Grèves, écoles fermées, trains et bus bloqués et grands boulevards de Perpignan occupés, voilà le tableau de la journée de mobilisation nationale jeudi 19 janvier prochain, tel qu’il est esquissé localement par une intersyndicale complète et unanime. Elle part en guerre contre un projet de réforme des retraites estampillé Elisabeth Borne qui sera « un coup de massue encore plus grand pour les Pyrénées-Orientales » que dans le reste du pays.
« Un préavis de grève est déjà déposé chez Sankéo, assure Force Ouvrière, ainsi qu’à la CAF, la CPAM… », « La Poste, les Finances publiques, l’Education nationale, l’hôpital« , énumèrent les autres syndicats assis autour de la grande table de la salle de réunion dans les locaux de la CGT à Perpignan.
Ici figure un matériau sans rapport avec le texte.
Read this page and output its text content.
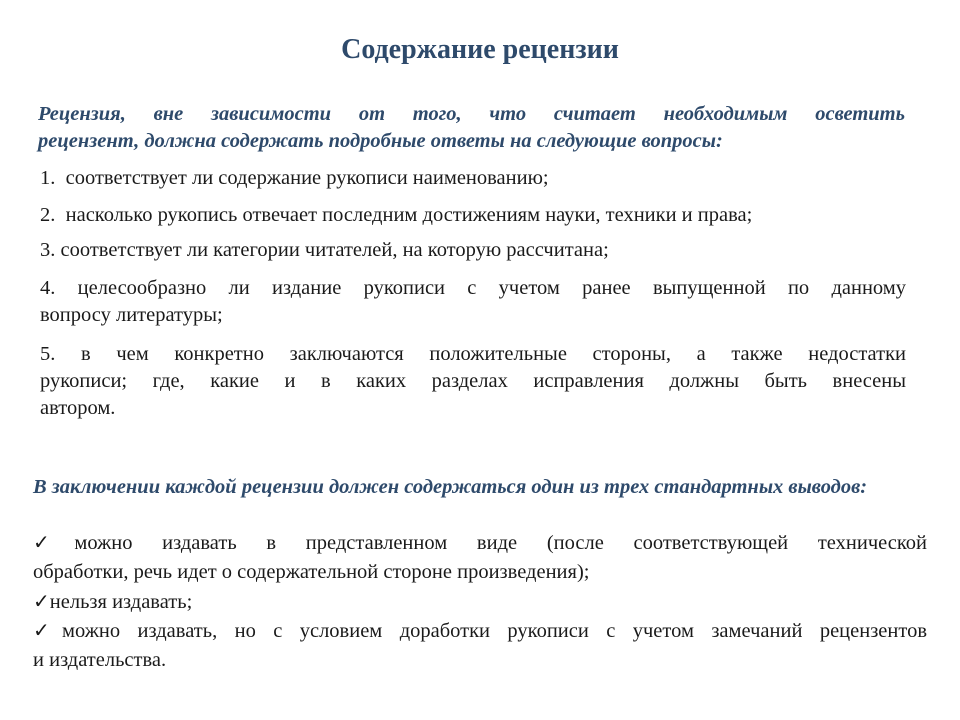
Содержание рецензии
Рецензия, вне зависимости от того, что считает необходимым осветить
рецензент, должна содержать подробные ответы на следующие вопросы:
1. соответствует ли содержание рукописи наименованию;
2. насколько рукопись отвечает последним достижениям науки, техники и права;
3. соответствует ли категории читателей, на которую рассчитана;
4. целесообразно ли издание рукописи с учетом ранее выпущенной по данному
вопросу литературы;
5. в чем конкретно заключаются положительные стороны, а также недостатки
рукописи; где, какие и в каких разделах исправления должны быть внесены
автором.
В заключении каждой рецензии должен содержаться один из трех стандартных выводов:
✓можно издавать в представленном виде (после соответствующей технической
обработки, речь идет о содержательной стороне произведения);
✓нельзя издавать;
✓можно издавать, но с условием доработки рукописи с учетом замечаний рецензентов
и издательства.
Unis à l’issue d’une réunion intersyndicale tenue ce vendredi matin, ils ont tous déterré la hache de guerre et empruntent le même sentier, celui de… la guerre. « Pas besoin de grosse explication de texte » pour convaincre la base, argue-t-on. À Perpignan, plusieurs écoles sont déjà promises à la fermeture jeudi prochain, à Fourques aussi. Et on prédit qu’il circulera beaucoup moins de bus. Quant aux trains, il faudra attendre mardi, date du dépôt légal du préavis de grève, pour en estimer l’impact. « On attend quand même une forte mobilisation. Les premières remontées sont importantes, dans les écoles comme dans les transports », promettent ces syndicalistes, majoritairement représentatifs de la fonction publique.
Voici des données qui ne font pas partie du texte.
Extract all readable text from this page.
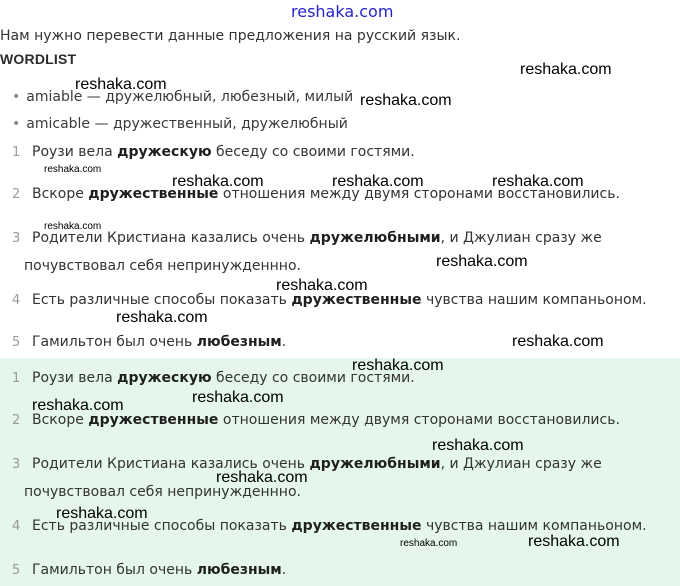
reshaka.com
Нам нужно перевести данные предложения на русский язык.
WORDLIST
• amiable — дружелюбный, любезный, милый
• amicable — дружественный, дружелюбный
1 Роузи вела дружескую беседу со своими гостями.
2 Вскоре дружественные отношения между двумя сторонами восстановились.
3 Родители Кристиана казались очень дружелюбными, и Джулиан сразу же
почувствовал себя непринужденнно.
4 Есть различные способы показать дружественные чувства нашим компаньоном.
5 Гамильтон был очень любезным.
1 Роузи вела дружескую беседу со своими гостями.
2 Вскоре дружественные отношения между двумя сторонами восстановились.
3 Родители Кристиана казались очень дружелюбными, и Джулиан сразу же
почувствовал себя непринужденнно.
4 Есть различные способы показать дружественные чувства нашим компаньоном.
5 Гамильтон был очень любезным.
reshaka.com
reshaka.com
reshaka.com
reshaka.com
reshaka.com	reshaka.com	reshaka.com
reshaka.com
reshaka.com
reshaka.com
reshaka.com
reshaka.com
reshaka.com
reshaka.com
reshaka.com
reshaka.com
reshaka.com
reshaka.com
reshaka.com
reshaka.com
En ligne de mire donc, le projet présenté cette semaine par la Première ministre et sa mesure phare consistant à repousser de deux ans l’âge légal de départ à la retraite, à 64 ans. Mais pas seulement. « Quand on lit les petites lignes, assure la CGT, on se rend compte qu’elle est néfaste pour tous les salariés. Son objectif est clair : que tous, une fois usés par le travail, partent avec des petites pensions. » « C’est une réforme non pas sociale, dénonce la CFDT, mais un impôt sur le travail. »
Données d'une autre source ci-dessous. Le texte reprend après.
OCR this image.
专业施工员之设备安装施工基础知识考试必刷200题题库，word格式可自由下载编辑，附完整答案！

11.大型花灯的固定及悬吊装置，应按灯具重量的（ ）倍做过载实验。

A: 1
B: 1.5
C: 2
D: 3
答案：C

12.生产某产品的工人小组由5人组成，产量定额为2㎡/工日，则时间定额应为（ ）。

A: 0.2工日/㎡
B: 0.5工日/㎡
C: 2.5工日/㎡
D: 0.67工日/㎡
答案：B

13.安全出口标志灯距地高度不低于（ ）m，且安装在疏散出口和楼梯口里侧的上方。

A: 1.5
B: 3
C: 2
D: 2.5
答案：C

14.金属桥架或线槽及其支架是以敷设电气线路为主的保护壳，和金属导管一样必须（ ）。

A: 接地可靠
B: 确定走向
Départ de la manifestation à 10 h 30 place de Catalogne
Tous doutent de son utilité pour résorber un « éventuel trou dans la caisse, mis en avant par le gouvernement à l’horizon 2035-2040, mais dont nul ne peut prédire ce qui s’y passera« . « Il y a d’autres moyens pour récupérer l’argent nécessaire, suggère Solidaires, en piochant par exemple dans le magot de la fraude fiscale, « soit 80 à 100 milliards par an! » ou « en augmentant les cotisations patronales ». « Cela pourrait éviter d’imposer de travailler deux ans de plus gratuitement », poursuit l’organisation.La CFTC propose de son côté « une hausse maîtrisée des cotisations retraites ». UNSA et CGE-CGC, sur la même longueur d’onde que leurs homologues, brandissent le travail des séniors dont les carrières sont si souvent écourtées sur la fin. « Quand ils font valoir leurs droits à la retraite, beaucoup sont déjà en inactivité depuis longtemps – chômage, inaptitude, maladie… -, cette réforme promet 2 ans de plus de difficultés, certains vont finir au RSA », augure FO, entrevoyant pour les Pyrénées-Orientales « un enchaînement de décrochages sociaux. » « Avec les difficultés que connaît notre département sinistré en termes de chômage, de temps partiel, de carrières hachées, la réforme sera un coup de massue encore plus important ici qu’ailleurs« , entonnent les délégués. Plusieurs sont particulièrement inquiets pour la situation des femmes, « déjà victimes de carrières incomplètes et de discrimination salariale », formule la FSU 66. Le syndicat enseignant estime que « s’engager dans cette mobilisation est une bataille essentielle et fondamentale« . De la « légitime défense« , enchérit FO qui voit dans ce projet de loi une attaque en règle contre les droits des travailleurs.
Le rendez-vous pour la manifestation de jeudi 19 janvier est fixé à 10 h 30 place de Catalogne pour s’engager dans le circuit traditionnel des grands boulevards et terminer sur la place de la Victoire, au pied du Castillet. En soirée, partout en France auront lieu des assemblées générales où les salariés décideront par eux-mêmes de la suite du mouvement. L’idée étant d’obtenir le retrait du texte gouvernemental. « Ça peut durer des mois« , lâche un élu. « L’effort reposera sur chaque salarié, ce qui sous-entend un gros sacrifice. À mettre en balance avec deux ans de travail supplémentaire pour une hausse de 100 euros du seuil minimum de retraite à 1 200 euros. » A vos calculettes.Le 16 février aura lieu à Perpignan, dans un lieu à préciser, une réunion d’information intersyndicale.